La compagnia low cost Easyjet entra a pieno titolo sulla ex tratta più ricca d’Italia, la Milano Linate-Roma Fiumicino.

Tempi duri per Alitalia, quindi, che si vede bocciare dal Consiglio di Stato il ricorso contro l’ingresso della low cost inglese sui collegamenti tra Milano e Roma… atto che entro poche settimane porrà la definitiva parola fine sul monopolio di questa tratta, già messa sotto pressione dalla competizione coi treni ad alta velocità.

Erano già tre anni che Alitalia, dopo l’acquisizione da parte della cordata Colaninno, operava in sostanziale monopolio sulla tratta Milano-Roma grazie a una deroga garantita dall’ex governo Berlusconi. Ora invece, con la bocciatura dell’appello di Alitalia contro la cessione di alcuni slot a Easyjet da parte dell’antitrust, il monopolio cadrà e la concorrenza potrà iniziare.

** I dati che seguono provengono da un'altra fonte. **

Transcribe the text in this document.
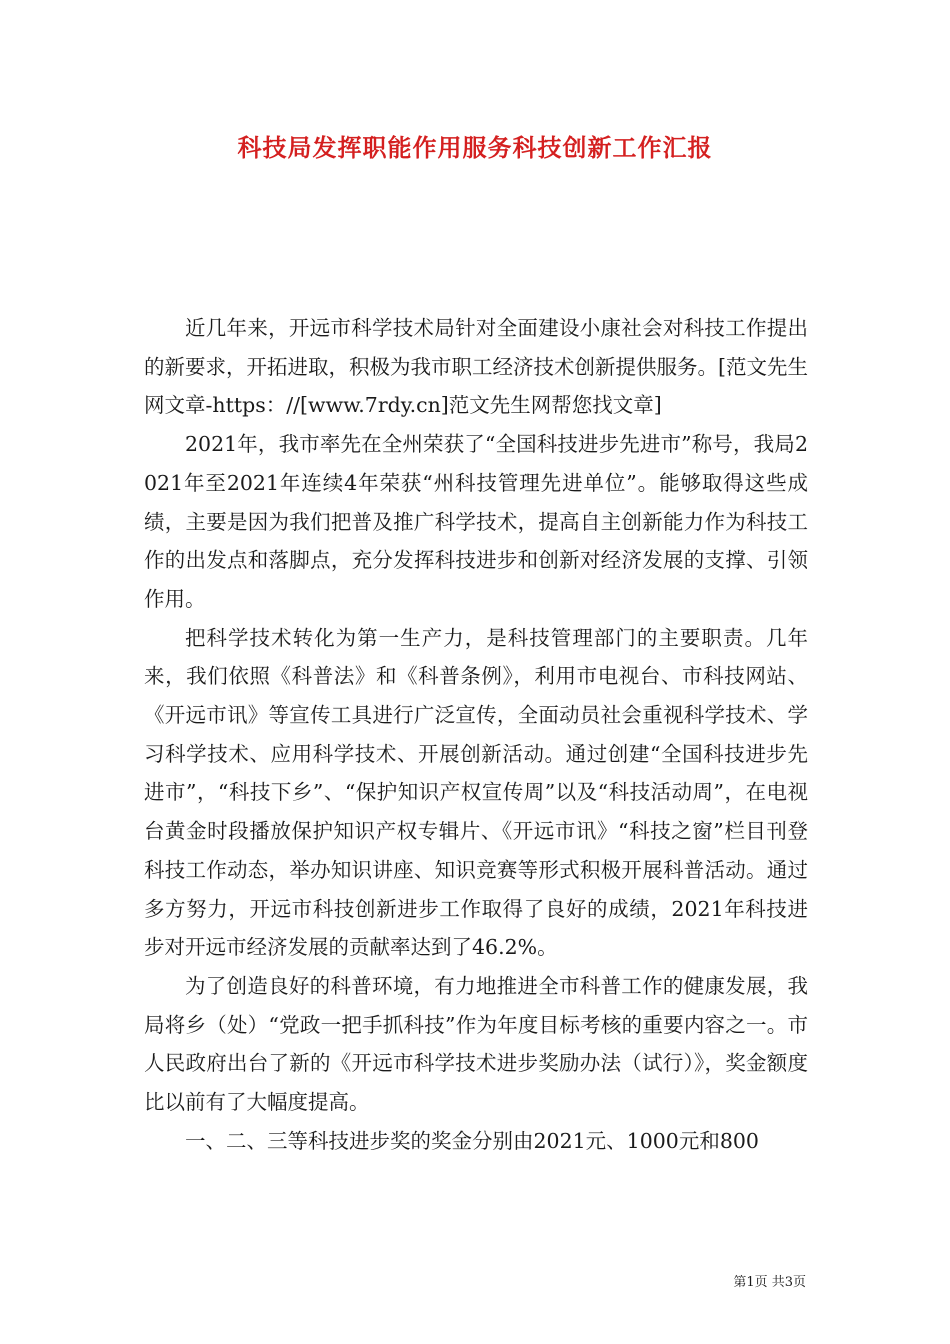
科技局发挥职能作用服务科技创新工作汇报

近几年来，开远市科学技术局针对全面建设小康社会对科技工作提出的新要求，开拓进取，积极为我市职工经济技术创新提供服务。[范文先生网文章-https：//[www.7rdy.cn]范文先生网帮您找文章]

2021年，我市率先在全州荣获了“全国科技进步先进市”称号，我局2021年至2021年连续4年荣获“州科技管理先进单位”。能够取得这些成绩，主要是因为我们把普及推广科学技术，提高自主创新能力作为科技工作的出发点和落脚点，充分发挥科技进步和创新对经济发展的支撑、引领作用。

把科学技术转化为第一生产力，是科技管理部门的主要职责。几年来，我们依照《科普法》和《科普条例》，利用市电视台、市科技网站、《开远市讯》等宣传工具进行广泛宣传，全面动员社会重视科学技术、学习科学技术、应用科学技术、开展创新活动。通过创建“全国科技进步先进市”，“科技下乡”、“保护知识产权宣传周”以及“科技活动周”，在电视台黄金时段播放保护知识产权专辑片、《开远市讯》“科技之窗”栏目刊登科技工作动态，举办知识讲座、知识竞赛等形式积极开展科普活动。通过多方努力，开远市科技创新进步工作取得了良好的成绩，2021年科技进步对开远市经济发展的贡献率达到了46.2%。

为了创造良好的科普环境，有力地推进全市科普工作的健康发展，我局将乡（处）“党政一把手抓科技”作为年度目标考核的重要内容之一。市人民政府出台了新的《开远市科学技术进步奖励办法（试行）》，奖金额度比以前有了大幅度提高。

一、二、三等科技进步奖的奖金分别由2021元、1000元和800

第1页 共3页
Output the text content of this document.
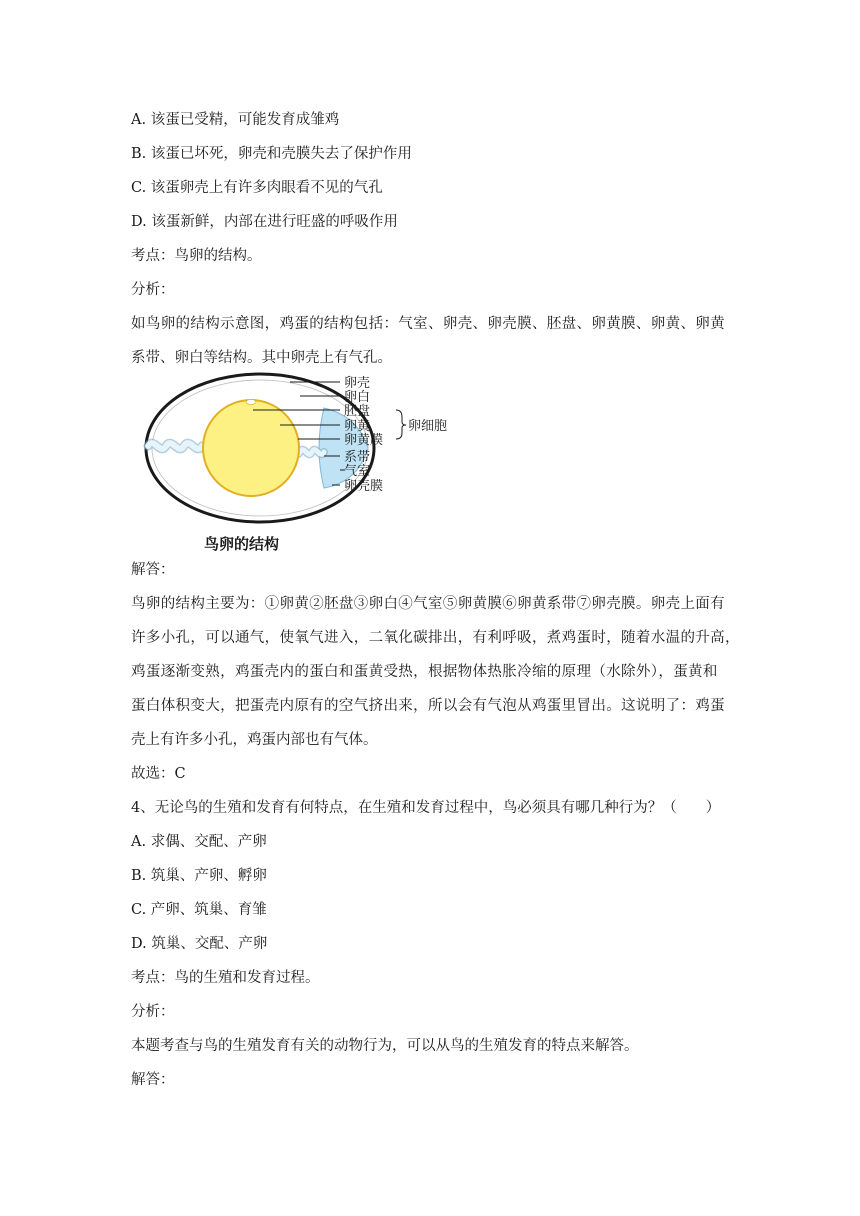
A. 该蛋已受精，可能发育成雏鸡
B. 该蛋已坏死，卵壳和壳膜失去了保护作用
C. 该蛋卵壳上有许多肉眼看不见的气孔
D. 该蛋新鲜，内部在进行旺盛的呼吸作用
考点：鸟卵的结构。
分析：
如鸟卵的结构示意图，鸡蛋的结构包括：气室、卵壳、卵壳膜、胚盘、卵黄膜、卵黄、卵黄
系带、卵白等结构。其中卵壳上有气孔。
卵壳
卵白
胚盘
卵黄
卵黄膜
系带
气室
卵壳膜
卵细胞
鸟卵的结构
解答：
鸟卵的结构主要为：①卵黄②胚盘③卵白④气室⑤卵黄膜⑥卵黄系带⑦卵壳膜。卵壳上面有
许多小孔，可以通气，使氧气进入，二氧化碳排出，有利呼吸，煮鸡蛋时，随着水温的升高，
鸡蛋逐渐变熟，鸡蛋壳内的蛋白和蛋黄受热，根据物体热胀冷缩的原理（水除外），蛋黄和
蛋白体积变大，把蛋壳内原有的空气挤出来，所以会有气泡从鸡蛋里冒出。这说明了：鸡蛋
壳上有许多小孔，鸡蛋内部也有气体。
故选：C
4、无论鸟的生殖和发育有何特点，在生殖和发育过程中，鸟必须具有哪几种行为？（　　）
A. 求偶、交配、产卵
B. 筑巢、产卵、孵卵
C. 产卵、筑巢、育雏
D. 筑巢、交配、产卵
考点：鸟的生殖和发育过程。
分析：
本题考查与鸟的生殖发育有关的动物行为，可以从鸟的生殖发育的特点来解答。
解答：
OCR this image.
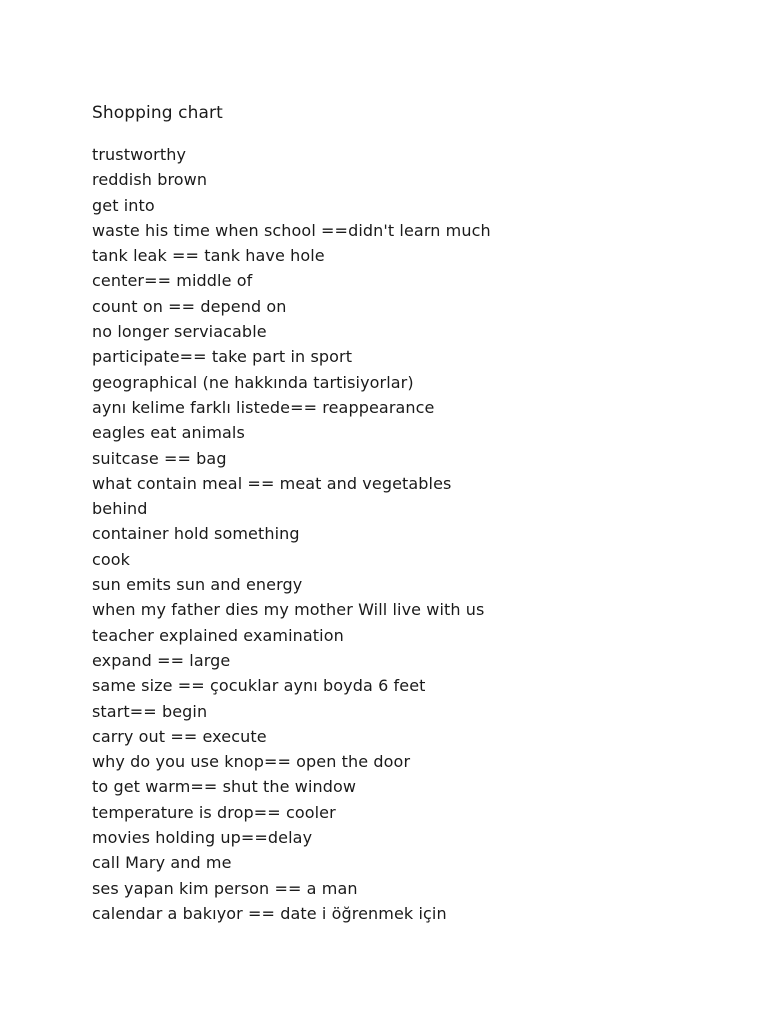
Shopping chart
trustworthy
reddish brown
get into
waste his time when school ==didn't learn much
tank leak == tank have hole
center== middle of
count on == depend on
no longer serviacable
participate== take part in sport
geographical (ne hakkında tartisiyorlar)
aynı kelime farklı listede== reappearance
eagles eat animals
suitcase == bag
what contain meal == meat and vegetables
behind
container hold something
cook
sun emits sun and energy
when my father dies my mother Will live with us
teacher explained examination
expand == large
same size == çocuklar aynı boyda 6 feet
start== begin
carry out == execute
why do you use knop== open the door
to get warm== shut the window
temperature is drop== cooler
movies holding up==delay
call Mary and me
ses yapan kim person == a man
calendar a bakıyor == date i öğrenmek için
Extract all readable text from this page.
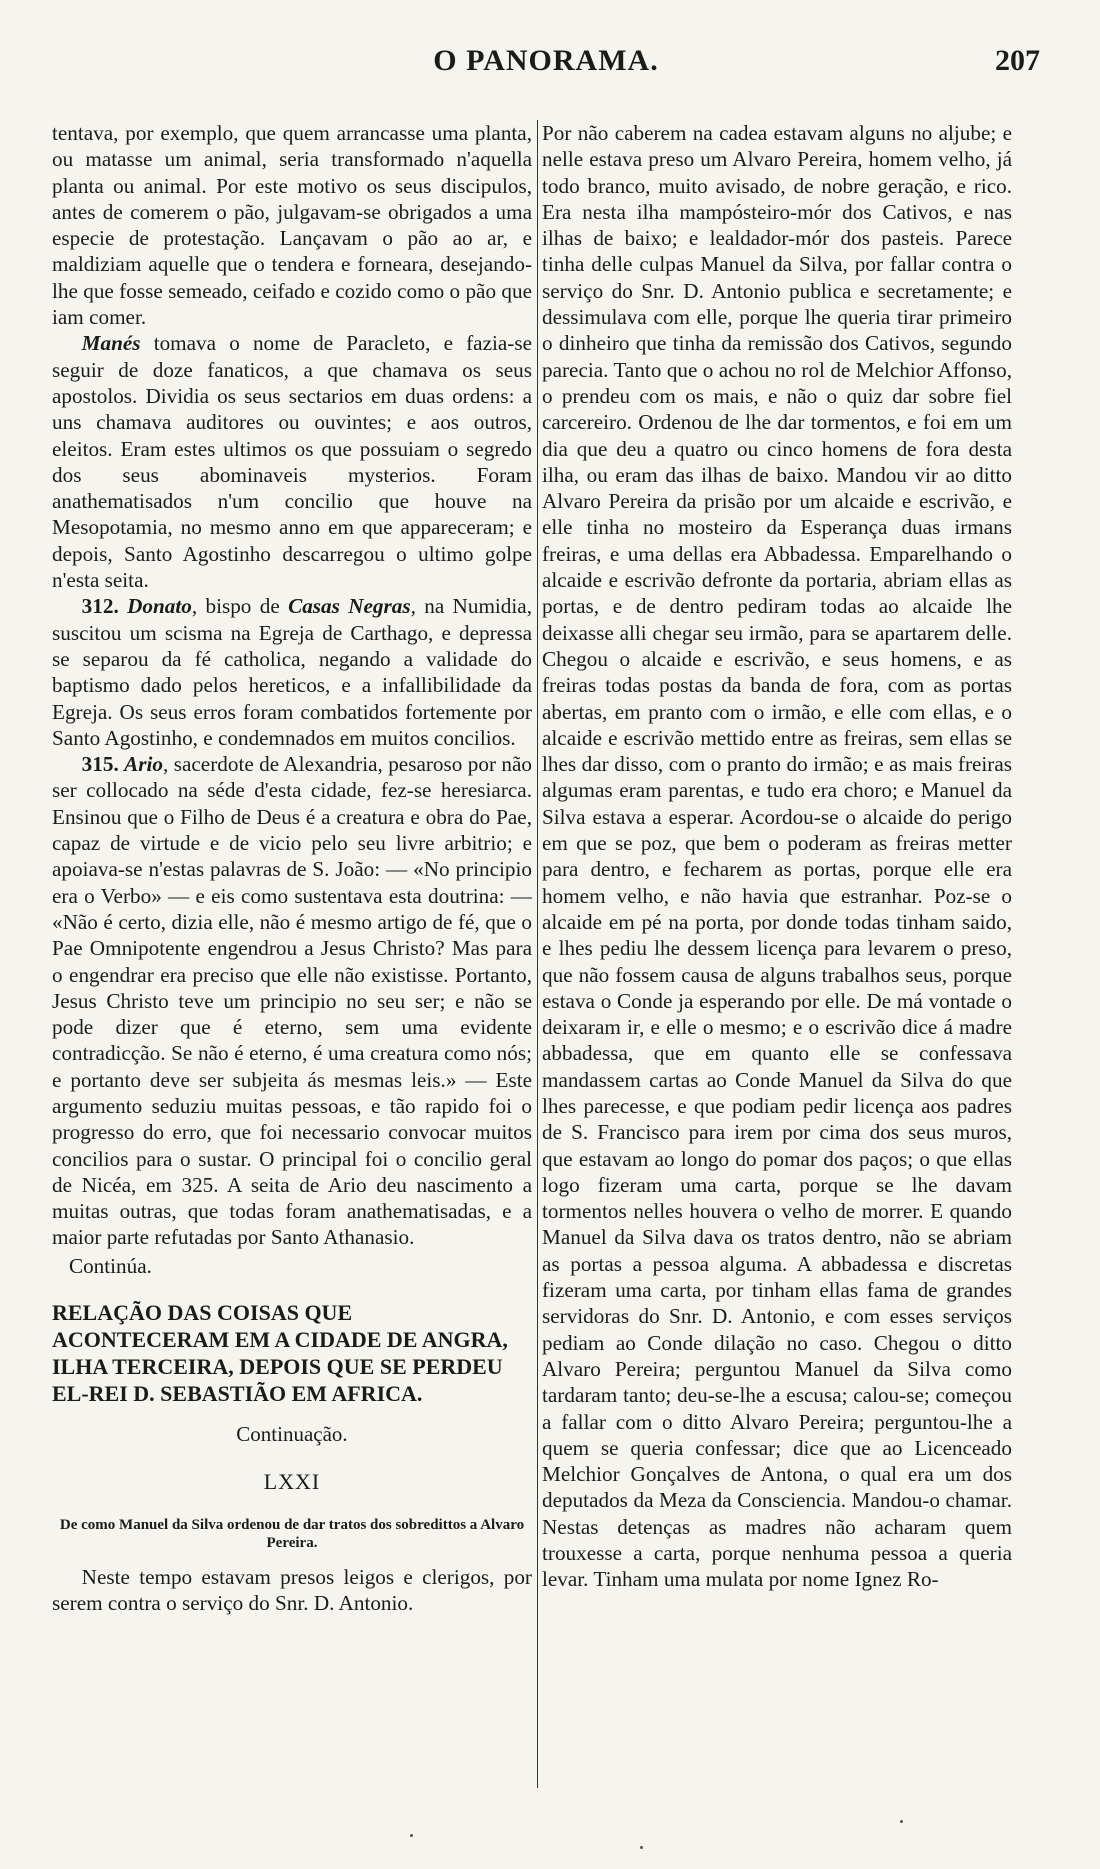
O PANORAMA.	207

tentava, por exemplo, que quem arrancasse uma planta, ou matasse um animal, seria transformado n'aquella planta ou animal. Por este motivo os seus discipulos, antes de comerem o pão, julgavam-se obrigados a uma especie de protestação. Lançavam o pão ao ar, e maldiziam aquelle que o tendera e forneara, desejando-lhe que fosse semeado, ceifado e cozido como o pão que iam comer.

Manés tomava o nome de Paracleto, e fazia-se seguir de doze fanaticos, a que chamava os seus apostolos. Dividia os seus sectarios em duas ordens: a uns chamava auditores ou ouvintes; e aos outros, eleitos. Eram estes ultimos os que possuiam o segredo dos seus abominaveis mysterios. Foram anathematisados n'um concilio que houve na Mesopotamia, no mesmo anno em que appareceram; e depois, Santo Agostinho descarregou o ultimo golpe n'esta seita.

312. Donato, bispo de Casas Negras, na Numidia, suscitou um scisma na Egreja de Carthago, e depressa se separou da fé catholica, negando a validade do baptismo dado pelos hereticos, e a infallibilidade da Egreja. Os seus erros foram combatidos fortemente por Santo Agostinho, e condemnados em muitos concilios.

315. Ario, sacerdote de Alexandria, pesaroso por não ser collocado na séde d'esta cidade, fez-se heresiarca. Ensinou que o Filho de Deus é a creatura e obra do Pae, capaz de virtude e de vicio pelo seu livre arbitrio; e apoiava-se n'estas palavras de S. João: — «No principio era o Verbo» — e eis como sustentava esta doutrina: — «Não é certo, dizia elle, não é mesmo artigo de fé, que o Pae Omnipotente engendrou a Jesus Christo? Mas para o engendrar era preciso que elle não existisse. Portanto, Jesus Christo teve um principio no seu ser; e não se pode dizer que é eterno, sem uma evidente contradicção. Se não é eterno, é uma creatura como nós; e portanto deve ser subjeita ás mesmas leis.» — Este argumento seduziu muitas pessoas, e tão rapido foi o progresso do erro, que foi necessario convocar muitos concilios para o sustar. O principal foi o concilio geral de Nicéa, em 325. A seita de Ario deu nascimento a muitas outras, que todas foram anathematisadas, e a maior parte refutadas por Santo Athanasio.

Continúa.

RELAÇÃO DAS COISAS QUE ACONTECERAM EM A CIDADE DE ANGRA, ILHA TERCEIRA, DEPOIS QUE SE PERDEU EL-REI D. SEBASTIÃO EM AFRICA.

Continuação.

LXXI

De como Manuel da Silva ordenou de dar tratos dos sobredittos a Alvaro Pereira.

Neste tempo estavam presos leigos e clerigos, por serem contra o serviço do Snr. D. Antonio.

Por não caberem na cadea estavam alguns no aljube; e nelle estava preso um Alvaro Pereira, homem velho, já todo branco, muito avisado, de nobre geração, e rico. Era nesta ilha mampósteiro-mór dos Cativos, e nas ilhas de baixo; e lealdador-mór dos pasteis. Parece tinha delle culpas Manuel da Silva, por fallar contra o serviço do Snr. D. Antonio publica e secretamente; e dessimulava com elle, porque lhe queria tirar primeiro o dinheiro que tinha da remissão dos Cativos, segundo parecia. Tanto que o achou no rol de Melchior Affonso, o prendeu com os mais, e não o quiz dar sobre fiel carcereiro. Ordenou de lhe dar tormentos, e foi em um dia que deu a quatro ou cinco homens de fora desta ilha, ou eram das ilhas de baixo. Mandou vir ao ditto Alvaro Pereira da prisão por um alcaide e escrivão, e elle tinha no mosteiro da Esperança duas irmans freiras, e uma dellas era Abbadessa. Emparelhando o alcaide e escrivão defronte da portaria, abriam ellas as portas, e de dentro pediram todas ao alcaide lhe deixasse alli chegar seu irmão, para se apartarem delle. Chegou o alcaide e escrivão, e seus homens, e as freiras todas postas da banda de fora, com as portas abertas, em pranto com o irmão, e elle com ellas, e o alcaide e escrivão mettido entre as freiras, sem ellas se lhes dar disso, com o pranto do irmão; e as mais freiras algumas eram parentas, e tudo era choro; e Manuel da Silva estava a esperar. Acordou-se o alcaide do perigo em que se poz, que bem o poderam as freiras metter para dentro, e fecharem as portas, porque elle era homem velho, e não havia que estranhar. Poz-se o alcaide em pé na porta, por donde todas tinham saido, e lhes pediu lhe dessem licença para levarem o preso, que não fossem causa de alguns trabalhos seus, porque estava o Conde ja esperando por elle. De má vontade o deixaram ir, e elle o mesmo; e o escrivão dice á madre abbadessa, que em quanto elle se confessava mandassem cartas ao Conde Manuel da Silva do que lhes parecesse, e que podiam pedir licença aos padres de S. Francisco para irem por cima dos seus muros, que estavam ao longo do pomar dos paços; o que ellas logo fizeram uma carta, porque se lhe davam tormentos nelles houvera o velho de morrer. E quando Manuel da Silva dava os tratos dentro, não se abriam as portas a pessoa alguma. A abbadessa e discretas fizeram uma carta, por tinham ellas fama de grandes servidoras do Snr. D. Antonio, e com esses serviços pediam ao Conde dilação no caso. Chegou o ditto Alvaro Pereira; perguntou Manuel da Silva como tardaram tanto; deu-se-lhe a escusa; calou-se; começou a fallar com o ditto Alvaro Pereira; perguntou-lhe a quem se queria confessar; dice que ao Licenceado Melchior Gonçalves de Antona, o qual era um dos deputados da Meza da Consciencia. Mandou-o chamar. Nestas detenças as madres não acharam quem trouxesse a carta, porque nenhuma pessoa a queria levar. Tinham uma mulata por nome Ignez Ro-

Facile prevedere, infatti, che i cinque voli giornalieri cui avrà diritto Easyjet saranno venduti a prezzi inferiori a quelli praticati sino ad oggi con un evidente beneficio per i consumatori. Alitalia sarà inoltre costretta, in risposta alle mosse di Easyjet, a riorganizzare in qualche modo al ribasso le proprie tariffe (leggi articolo) dei 23 voli giornalieri operati sulla tratta. Il calo stimato delle tariffe si attesta, secondo alcuni osservatori, intorno al 30% del prezzo attuale dei biglietti.

Easyjet non è nuova a sfide contro grandi colossi su tratte business. Già in Francia gli era riuscito di scalzare Air France dal monopolio sulla tratta Orly-Tolosa con importanti risultati e i vertici della low cost si dicono sicuri di ottenere grandi successi anche in Italia perché i benefici per i consumatori saranno evidenti, non solo in termini di tariffe.

 

Andrea Ragnetti, ex ad di Alitalia

All’orizzonte, insomma, un’altra minaccia ai profitti Alitalia, dopo che l’avvento dell’Alta Velocità tra Milano e Roma aveva poco alla volta limato i margini di vendita. Oggi, infatti, già quasi il 50% dei passeggeri viaggia tra le due città su rotaia, e negli ultimi mesi la tendenza si è ancora più accentuata. Chissà se Easyjet riuscirà a rimettere in equilibrio il treno e l’aereo. Di certo i vantaggi per i consumatori derivanti da una maggiore offerta saranno evidenti sin da subito.